We are all of the opinion that when the board had once acted, and fixed the compensation of the county clerk, that compensation can not be changed so as to increase or diminish the compensation to be received by him during his term.”

This decision is in line with all the authorities we have been able to find — that is, that the compensation of public officers, after it has been fixed by the Legislature, can not be changed during their terms of office.

By section 112 of the new Constitution, the Legislature provided that the judges of the Court of Appeals should receive for their services an adequate compensation, to be fixed by law; and the Attorney-General admits in his brief that that provision is mandatory. As before stated, the Legislature did fix the compensation, by the act of March 4, 1894, at $5,000. But the contention is, that it does not apply to the judges then in office, by reason of section 2 of said act. We can not agree to this. The Constitution established a new Court of Appeals, beginning January 1, 1895, and we think the second section of the act of 1894 had reference alone to the judges of the old court from the time of the adoption of the act until the organization *660of the new court on January 1, 1895. Otherwise, if that provision (section 2) had not been inserted in that act, the judges of the old court would have been entitled to $5,000 from the time of adoption of the act until the new court was organized January 1, 1895; and we think the reasonable construction of that act is, that the salaries of the judges should be equal, and each judge of the new court should draw $5,000 from the organization of the new court on January 1, 1895. And our conclusions are fortified by the 112th section of the Constitution, by the use of the language, “They shall, at stated times, receive for their services an adequate compensation, to be fixed by law.”

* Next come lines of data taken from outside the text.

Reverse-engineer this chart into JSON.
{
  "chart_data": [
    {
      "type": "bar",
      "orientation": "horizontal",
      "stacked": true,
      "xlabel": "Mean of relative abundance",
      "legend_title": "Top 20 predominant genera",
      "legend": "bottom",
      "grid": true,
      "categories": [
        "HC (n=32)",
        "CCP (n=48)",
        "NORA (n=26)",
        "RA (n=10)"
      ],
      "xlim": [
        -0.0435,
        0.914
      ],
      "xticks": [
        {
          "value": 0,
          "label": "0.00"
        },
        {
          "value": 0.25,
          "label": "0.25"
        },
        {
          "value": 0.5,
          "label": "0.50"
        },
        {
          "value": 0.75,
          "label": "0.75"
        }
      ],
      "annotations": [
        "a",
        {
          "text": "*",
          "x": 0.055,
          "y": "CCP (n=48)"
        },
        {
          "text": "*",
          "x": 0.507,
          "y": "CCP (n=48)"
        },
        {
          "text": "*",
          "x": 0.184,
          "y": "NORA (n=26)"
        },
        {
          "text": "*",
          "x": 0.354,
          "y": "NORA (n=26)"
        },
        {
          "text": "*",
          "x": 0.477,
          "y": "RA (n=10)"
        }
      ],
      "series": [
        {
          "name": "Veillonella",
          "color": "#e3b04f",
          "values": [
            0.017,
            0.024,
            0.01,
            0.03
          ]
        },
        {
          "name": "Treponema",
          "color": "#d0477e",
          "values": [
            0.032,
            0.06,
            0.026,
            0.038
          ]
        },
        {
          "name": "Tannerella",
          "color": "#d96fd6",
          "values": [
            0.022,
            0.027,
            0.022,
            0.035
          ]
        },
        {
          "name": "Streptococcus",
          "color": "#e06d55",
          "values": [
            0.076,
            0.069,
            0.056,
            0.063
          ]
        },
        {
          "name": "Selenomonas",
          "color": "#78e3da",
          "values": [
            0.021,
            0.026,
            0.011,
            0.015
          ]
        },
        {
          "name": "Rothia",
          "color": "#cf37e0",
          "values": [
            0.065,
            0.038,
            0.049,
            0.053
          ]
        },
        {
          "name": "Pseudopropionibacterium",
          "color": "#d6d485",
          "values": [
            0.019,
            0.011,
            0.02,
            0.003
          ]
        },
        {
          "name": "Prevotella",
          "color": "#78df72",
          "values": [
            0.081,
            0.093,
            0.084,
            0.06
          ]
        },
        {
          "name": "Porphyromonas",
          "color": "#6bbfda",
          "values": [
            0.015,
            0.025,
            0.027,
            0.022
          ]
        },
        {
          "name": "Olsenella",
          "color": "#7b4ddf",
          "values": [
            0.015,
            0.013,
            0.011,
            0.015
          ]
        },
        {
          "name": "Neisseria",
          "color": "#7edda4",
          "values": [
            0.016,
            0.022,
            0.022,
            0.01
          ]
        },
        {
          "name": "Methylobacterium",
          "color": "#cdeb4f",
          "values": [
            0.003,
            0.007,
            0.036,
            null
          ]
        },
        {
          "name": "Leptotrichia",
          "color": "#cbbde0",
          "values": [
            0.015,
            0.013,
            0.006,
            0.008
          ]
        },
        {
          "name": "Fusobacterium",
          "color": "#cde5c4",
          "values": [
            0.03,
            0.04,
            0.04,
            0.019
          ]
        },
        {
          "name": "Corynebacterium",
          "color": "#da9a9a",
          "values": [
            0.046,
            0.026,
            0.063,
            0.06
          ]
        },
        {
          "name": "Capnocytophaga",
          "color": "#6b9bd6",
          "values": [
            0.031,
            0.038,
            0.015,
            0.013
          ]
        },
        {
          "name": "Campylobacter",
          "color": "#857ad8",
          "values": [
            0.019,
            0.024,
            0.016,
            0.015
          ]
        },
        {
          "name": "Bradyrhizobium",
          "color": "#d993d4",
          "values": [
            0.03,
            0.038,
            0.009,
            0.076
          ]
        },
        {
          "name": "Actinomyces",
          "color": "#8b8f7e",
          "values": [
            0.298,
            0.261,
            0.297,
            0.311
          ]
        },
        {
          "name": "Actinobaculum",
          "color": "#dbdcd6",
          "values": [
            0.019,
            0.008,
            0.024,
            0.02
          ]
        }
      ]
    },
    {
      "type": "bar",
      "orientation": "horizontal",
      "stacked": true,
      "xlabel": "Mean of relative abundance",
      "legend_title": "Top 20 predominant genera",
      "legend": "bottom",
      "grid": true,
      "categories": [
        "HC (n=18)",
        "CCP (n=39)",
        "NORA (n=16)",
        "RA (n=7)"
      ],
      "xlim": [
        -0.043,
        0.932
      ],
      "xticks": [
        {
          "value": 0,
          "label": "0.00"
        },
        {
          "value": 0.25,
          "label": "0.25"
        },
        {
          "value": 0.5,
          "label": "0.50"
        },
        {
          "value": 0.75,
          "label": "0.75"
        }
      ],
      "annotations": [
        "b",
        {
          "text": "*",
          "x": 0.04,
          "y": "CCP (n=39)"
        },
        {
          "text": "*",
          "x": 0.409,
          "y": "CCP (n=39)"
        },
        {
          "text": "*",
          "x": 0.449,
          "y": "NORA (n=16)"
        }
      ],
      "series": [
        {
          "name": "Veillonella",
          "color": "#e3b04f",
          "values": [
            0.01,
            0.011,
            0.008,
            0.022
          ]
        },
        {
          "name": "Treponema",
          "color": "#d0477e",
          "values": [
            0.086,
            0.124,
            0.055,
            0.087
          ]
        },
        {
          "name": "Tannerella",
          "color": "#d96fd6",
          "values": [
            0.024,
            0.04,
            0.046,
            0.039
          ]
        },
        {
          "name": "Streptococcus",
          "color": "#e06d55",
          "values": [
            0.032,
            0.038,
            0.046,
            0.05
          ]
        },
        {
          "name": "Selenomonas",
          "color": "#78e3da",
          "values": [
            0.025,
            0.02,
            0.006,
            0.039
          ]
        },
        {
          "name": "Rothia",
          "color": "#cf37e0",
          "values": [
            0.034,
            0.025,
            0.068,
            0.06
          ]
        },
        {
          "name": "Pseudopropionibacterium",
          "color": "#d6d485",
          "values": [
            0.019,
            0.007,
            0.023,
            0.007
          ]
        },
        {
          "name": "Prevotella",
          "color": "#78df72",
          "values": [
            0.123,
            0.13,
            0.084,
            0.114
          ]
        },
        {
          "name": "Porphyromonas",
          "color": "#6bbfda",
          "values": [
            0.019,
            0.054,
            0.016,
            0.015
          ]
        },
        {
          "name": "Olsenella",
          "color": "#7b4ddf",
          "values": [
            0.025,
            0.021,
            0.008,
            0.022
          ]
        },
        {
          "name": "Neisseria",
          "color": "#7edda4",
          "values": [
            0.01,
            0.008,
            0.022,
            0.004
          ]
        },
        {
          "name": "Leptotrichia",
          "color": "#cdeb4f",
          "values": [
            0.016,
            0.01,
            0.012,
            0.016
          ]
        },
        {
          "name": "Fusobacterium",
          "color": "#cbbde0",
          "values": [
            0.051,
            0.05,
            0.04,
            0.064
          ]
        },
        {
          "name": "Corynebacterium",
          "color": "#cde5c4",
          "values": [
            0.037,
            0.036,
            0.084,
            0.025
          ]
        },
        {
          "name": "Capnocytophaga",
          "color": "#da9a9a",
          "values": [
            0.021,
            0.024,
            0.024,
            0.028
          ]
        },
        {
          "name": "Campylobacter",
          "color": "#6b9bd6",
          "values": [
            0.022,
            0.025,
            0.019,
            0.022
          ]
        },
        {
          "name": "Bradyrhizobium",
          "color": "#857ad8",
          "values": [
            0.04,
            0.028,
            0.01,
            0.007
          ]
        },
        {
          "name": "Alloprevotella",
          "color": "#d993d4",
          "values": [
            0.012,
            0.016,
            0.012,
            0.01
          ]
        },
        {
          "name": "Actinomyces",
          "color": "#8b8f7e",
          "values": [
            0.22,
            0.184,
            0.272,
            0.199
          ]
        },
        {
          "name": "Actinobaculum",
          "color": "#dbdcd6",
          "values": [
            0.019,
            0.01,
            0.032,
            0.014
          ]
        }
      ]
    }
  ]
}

It was not contemplated by the framers of the Constitution, or the people that adopted it, that old and experienced judges should have a less salary than the new judges to be elected in November, 1894, and who were to form a part of the new court on the 1st day of January, 1895. The spirit and the intent of the people in adopting this new Constitution was equality — equality in salaries, equality in taxation, equality in rights; and it certainly would be unequal and unjust that these old judges, Pryor and Lewis, who had served on the bench for years, should receive a less salary than new judges to be elected, who were without experience in this court of last resort. These views are further fortified by section 133 of the new Constitution, providing that the circuit judges shall receive for their services an adequate compensation to be fixed by law, “which shall be equal and uniform throughout the State.” The salary of the circuit judges was fixed at $3,000 before the adoption of the new Constitution, and *661the power given by section 133 has never been exercised by the Legislature. They still continue to draw $3,000, and will continue to do so until the Legislature acts.

We conclude that the New Constitution provided for a supreme court called the Court of Appeals of Kentucky; that it was a new court, to go into effect on the 1st day of January, 1895; that the Legislature had the right to fix the compensation of the judges of said court: they did fix it, by the act of March 4, 1894, and it applied to all the judges of that court organized January 1, 1895, and that said judges, including the appellees, are entitled, under that act, to a salary of $5,000 per annum each.

Judgment affirmed.

Special Judge Waddle dissenting and will file dissenting opinion.